The special committee’s rules preserve the same four early state as last time — Iowa, New Hampshire, South Carolina and Nevada — but move the contest dates into February instead of January. And for the GOP primaries to be held in March, their contests would require proportional delegate allocation, instead of the proliferation of winner-take-all contests that the Republicans used last time.

We asked RNC member Saul Anuzis, a former Michigan GOP chair who sat on the committee, about the reasons for the changes.

“There were some who wanted to ‘prolong’ the process to give long-shot candidates a chance at getting the nomination,” said Anuzis. “By creating a window for proportional allocation, the RNC made it harder to lock up the nomination early. In effect, it gives candidates an extra 30 days or so once the voting starts.”

Was this an effort to emulate the Democrats’ proportional representation rules, we asked, and perhaps gain some advantages of the longer primary battle in 2008 between Barack Obama and Hillary Clinton?

“No. We all obviously talked about that, we knew it was out there, but that wasn’t the goal at all,” said Anuzis. “The simple goal was to say, look, there was a group that really felt it was important to prolong it so a leading candidate or well-funded candidate couldn’t just wrap it up in the first 30 days or something like that. So the idea was if you created some kind of proportionality early in the process, it would allow candidates who weren’t necessarily top tier going in to play in the process.”

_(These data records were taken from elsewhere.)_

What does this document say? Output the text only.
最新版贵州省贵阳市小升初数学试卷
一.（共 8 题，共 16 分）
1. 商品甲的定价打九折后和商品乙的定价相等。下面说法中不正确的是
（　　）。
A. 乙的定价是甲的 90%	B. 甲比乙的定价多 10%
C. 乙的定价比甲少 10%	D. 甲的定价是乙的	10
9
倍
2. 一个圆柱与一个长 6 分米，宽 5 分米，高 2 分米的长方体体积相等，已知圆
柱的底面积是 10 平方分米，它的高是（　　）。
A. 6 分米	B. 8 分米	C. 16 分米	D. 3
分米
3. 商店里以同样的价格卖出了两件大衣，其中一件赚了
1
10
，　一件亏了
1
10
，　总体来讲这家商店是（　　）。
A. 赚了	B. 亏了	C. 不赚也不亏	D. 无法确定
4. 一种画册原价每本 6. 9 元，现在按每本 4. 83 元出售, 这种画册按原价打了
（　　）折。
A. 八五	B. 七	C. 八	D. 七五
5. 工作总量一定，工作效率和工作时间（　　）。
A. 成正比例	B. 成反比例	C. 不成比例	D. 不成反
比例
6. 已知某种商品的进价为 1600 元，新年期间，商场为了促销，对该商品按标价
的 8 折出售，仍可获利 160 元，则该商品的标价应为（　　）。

The new rules also contain a clause that the calendar would revert to the 2008 rules if the Democrats do not implement a similar timetable, with February as the earliest date. Is this a standard sort of coordination, we asked? As it turns out, the answer is no — this is the first time the two parties have directly coordinated their calendars. The Democrats will formally pass their rules at a later date, after the RNC’s August meeting, so the GOP needed a clause just in case the Dems didn’t follow through.

The GOP’s committee could potentially make further revisions between now and August, if there were further feedback on the proposal. But no such changes are expected for now, Anuzis said, as there has been no opposition yet, and he expects the new rules to pass.

“We need a two-thirds vote. That’s why we limited the proposal to what we did,” said Anuzis. “You have to have a consensus. These are pretty major changes in that, a) We tried to cooperate e with the Democrats, b) we moved back the calendar, and c) we added proportional allocation.”